The Reason Foundation report quotes another homeschooling parent, Devorah Weinmann. After the local public school psychologist refused to allow Weinmann’s learning- disabled daughter to start school one grade level below her age group, this dedicated mother opted to do the job herself and explained her decision this way: “She (her daughter) had been through five [foster care] placements by the age of four-and-a-half. She went through hell and back to become fairly secure. [The schools] weren’t looking at her as an individual. . . . She would just be shuffled along until she failed. I said, ‘I’m not doing this.’”
In Michigan, private-sector help for difficult-to-educate children is a story crying to be told. A report from the Mackinac Center for Public Policy is now helping to tell it. For example: the Manor Foundation in Jonesville is both a residential school and a treatment facility that admits children with problems that include pervasive development disorder, early infantile autism, schizophrenia, impaired hearing, and even the trauma of sexual abuse.
Starr Commonwealth, an Albion-based organization with six Michigan sites, has been serving children and families since 1913 as a private-sector alternative for violent, troubled, and dispossessed children. It raised more than $15 million from private sources in a recent year.
St. Peter’s Home for Boys in Detroit, operated by the Episcopal Diocese of Michigan, provides residential care and schooling for boys between ages 11 and 19 who require placement outside their homes. The Home’s mission is deeply rooted in an emphasis on the dignity of each individual that arises out of explicit ethical standards.
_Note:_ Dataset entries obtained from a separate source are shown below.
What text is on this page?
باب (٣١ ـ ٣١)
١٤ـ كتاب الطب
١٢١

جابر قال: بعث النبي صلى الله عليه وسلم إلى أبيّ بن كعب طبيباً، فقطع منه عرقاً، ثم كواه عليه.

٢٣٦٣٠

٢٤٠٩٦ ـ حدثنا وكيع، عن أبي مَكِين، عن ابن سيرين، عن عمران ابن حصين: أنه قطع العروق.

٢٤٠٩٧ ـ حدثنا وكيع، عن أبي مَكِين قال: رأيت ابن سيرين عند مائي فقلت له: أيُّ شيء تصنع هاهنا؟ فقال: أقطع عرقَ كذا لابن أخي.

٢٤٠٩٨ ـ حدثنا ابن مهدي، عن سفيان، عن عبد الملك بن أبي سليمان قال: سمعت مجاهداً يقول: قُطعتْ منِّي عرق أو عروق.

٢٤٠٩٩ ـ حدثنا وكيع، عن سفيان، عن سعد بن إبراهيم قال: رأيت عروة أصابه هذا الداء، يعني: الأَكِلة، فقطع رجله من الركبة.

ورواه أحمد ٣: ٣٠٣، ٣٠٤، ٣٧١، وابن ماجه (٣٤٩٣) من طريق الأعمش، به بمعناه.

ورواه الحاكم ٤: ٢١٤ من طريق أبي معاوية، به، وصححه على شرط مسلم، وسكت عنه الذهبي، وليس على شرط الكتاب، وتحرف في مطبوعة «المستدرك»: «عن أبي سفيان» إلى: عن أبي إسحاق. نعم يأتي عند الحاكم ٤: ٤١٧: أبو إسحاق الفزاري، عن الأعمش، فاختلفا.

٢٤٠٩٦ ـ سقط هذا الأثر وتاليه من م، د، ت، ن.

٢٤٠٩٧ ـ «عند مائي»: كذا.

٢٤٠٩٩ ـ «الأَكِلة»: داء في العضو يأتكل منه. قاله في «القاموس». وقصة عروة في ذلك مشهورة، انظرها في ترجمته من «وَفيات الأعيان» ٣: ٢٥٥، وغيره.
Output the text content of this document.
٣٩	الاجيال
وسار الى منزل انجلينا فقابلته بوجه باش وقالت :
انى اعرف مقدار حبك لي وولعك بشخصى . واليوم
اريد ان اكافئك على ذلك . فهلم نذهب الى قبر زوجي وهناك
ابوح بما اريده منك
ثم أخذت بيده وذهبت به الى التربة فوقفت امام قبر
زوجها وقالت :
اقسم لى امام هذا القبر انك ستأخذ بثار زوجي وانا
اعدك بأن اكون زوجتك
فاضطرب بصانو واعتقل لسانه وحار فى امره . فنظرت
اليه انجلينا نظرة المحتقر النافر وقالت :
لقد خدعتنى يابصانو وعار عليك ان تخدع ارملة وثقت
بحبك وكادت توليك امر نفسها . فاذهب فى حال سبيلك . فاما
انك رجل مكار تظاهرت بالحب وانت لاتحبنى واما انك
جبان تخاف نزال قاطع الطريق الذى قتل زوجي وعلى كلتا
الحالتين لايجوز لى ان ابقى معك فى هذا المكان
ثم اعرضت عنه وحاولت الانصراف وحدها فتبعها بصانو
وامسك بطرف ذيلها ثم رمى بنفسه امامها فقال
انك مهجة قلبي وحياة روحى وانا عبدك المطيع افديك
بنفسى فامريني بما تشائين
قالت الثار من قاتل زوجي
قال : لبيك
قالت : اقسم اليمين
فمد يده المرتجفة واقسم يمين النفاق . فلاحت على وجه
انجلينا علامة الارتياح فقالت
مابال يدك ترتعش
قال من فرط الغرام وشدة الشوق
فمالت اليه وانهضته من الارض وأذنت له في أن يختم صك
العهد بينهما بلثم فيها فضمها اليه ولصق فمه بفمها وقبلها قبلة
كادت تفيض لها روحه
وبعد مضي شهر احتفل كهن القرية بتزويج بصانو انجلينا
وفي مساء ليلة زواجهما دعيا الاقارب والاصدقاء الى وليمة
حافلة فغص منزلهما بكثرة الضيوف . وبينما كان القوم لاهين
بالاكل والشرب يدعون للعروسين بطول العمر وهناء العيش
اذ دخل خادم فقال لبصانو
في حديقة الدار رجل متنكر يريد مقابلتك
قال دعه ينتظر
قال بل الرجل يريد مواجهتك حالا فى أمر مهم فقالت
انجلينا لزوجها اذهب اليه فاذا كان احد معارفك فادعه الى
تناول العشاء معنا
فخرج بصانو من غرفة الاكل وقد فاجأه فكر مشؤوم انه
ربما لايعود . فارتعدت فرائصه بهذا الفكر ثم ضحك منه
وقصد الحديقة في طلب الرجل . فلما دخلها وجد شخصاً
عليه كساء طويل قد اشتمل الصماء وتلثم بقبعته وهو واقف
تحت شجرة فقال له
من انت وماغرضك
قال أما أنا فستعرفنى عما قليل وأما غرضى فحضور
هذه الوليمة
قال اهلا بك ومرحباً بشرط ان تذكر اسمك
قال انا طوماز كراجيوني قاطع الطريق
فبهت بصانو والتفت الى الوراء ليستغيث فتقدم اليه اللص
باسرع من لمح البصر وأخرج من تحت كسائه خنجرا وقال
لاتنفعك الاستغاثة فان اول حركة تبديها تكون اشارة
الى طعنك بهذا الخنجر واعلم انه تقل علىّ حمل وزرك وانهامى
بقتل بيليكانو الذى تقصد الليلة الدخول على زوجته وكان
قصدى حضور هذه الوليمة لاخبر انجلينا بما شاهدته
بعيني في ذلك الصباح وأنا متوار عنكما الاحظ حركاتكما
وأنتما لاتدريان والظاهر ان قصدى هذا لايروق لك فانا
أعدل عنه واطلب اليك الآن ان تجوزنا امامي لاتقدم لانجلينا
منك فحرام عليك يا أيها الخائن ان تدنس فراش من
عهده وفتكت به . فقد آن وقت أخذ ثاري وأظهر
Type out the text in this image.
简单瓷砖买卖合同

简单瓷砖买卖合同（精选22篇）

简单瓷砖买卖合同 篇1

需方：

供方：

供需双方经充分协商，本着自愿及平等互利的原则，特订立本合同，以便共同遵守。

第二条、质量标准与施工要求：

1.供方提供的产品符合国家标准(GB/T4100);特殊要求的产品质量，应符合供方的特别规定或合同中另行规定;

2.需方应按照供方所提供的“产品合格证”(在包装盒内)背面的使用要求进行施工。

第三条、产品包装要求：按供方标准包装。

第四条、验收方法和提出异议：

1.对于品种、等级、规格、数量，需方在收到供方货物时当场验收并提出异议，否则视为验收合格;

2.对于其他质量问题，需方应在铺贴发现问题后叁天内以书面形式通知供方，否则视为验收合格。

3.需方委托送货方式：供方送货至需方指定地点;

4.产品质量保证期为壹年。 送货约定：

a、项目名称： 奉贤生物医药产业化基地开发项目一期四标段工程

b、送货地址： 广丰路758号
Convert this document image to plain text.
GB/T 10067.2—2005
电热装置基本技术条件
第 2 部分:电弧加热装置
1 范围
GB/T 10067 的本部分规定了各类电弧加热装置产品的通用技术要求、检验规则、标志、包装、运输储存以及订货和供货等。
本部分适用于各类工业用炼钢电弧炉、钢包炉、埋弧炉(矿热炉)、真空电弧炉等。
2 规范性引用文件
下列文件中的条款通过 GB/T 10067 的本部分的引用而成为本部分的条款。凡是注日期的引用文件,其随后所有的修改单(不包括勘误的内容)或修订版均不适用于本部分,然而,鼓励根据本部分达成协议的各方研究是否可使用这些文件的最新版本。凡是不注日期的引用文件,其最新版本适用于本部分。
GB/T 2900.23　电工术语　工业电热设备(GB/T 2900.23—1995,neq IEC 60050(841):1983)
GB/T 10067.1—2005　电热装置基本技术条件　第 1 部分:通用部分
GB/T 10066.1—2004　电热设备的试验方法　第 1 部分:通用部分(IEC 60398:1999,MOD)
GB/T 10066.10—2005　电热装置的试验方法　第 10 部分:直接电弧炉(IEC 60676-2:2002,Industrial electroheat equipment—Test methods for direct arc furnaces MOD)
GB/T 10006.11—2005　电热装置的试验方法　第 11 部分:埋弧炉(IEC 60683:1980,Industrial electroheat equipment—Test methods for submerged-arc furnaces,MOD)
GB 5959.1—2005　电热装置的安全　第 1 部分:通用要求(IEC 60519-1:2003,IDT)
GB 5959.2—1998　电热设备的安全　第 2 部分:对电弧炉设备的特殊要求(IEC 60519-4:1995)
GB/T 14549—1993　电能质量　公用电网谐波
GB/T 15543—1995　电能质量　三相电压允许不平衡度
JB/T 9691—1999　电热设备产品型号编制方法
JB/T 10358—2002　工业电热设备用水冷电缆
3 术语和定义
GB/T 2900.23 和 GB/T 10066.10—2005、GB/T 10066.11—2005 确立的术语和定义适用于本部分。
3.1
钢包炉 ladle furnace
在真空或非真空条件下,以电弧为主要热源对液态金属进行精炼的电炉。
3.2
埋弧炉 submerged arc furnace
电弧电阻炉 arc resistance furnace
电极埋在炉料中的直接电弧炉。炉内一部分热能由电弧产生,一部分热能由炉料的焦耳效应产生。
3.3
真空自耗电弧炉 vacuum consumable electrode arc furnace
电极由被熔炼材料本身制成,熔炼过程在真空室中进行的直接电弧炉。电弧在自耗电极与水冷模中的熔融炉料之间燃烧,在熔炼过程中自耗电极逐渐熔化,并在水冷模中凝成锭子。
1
Our Lady of Providence Center in Northville admits mild, moderate, and severe cases of developmentally disabled girls over the age of 10 and women under 40 in its residential program and school. Its acclaimed programs that teach self-help and work skills alongside spiritual values have benefited hundreds since 1957.
The problems these and other private institutions are solving are often problems no government organization would be equipped to address with maximum effectiveness, even if it were legal for it to try. Those situations, which require spiritual guidance and restoration of moral values rooted in a religious context, are simply beyond the reach of public employees.
Difficult-to-educate students present multiple challenges to educators and policy-makers. The public schools serve the majority of these students, but they do not educate everyone. Often in partnership with public schools and public agencies, but sometimes operating entirely on their own through exclusively private support, nonpublic schools and organizations are meeting the special needs of a great number of students. As Americans continue to debate the direction of education reforms, they should not sell short the achievements of these private institutions.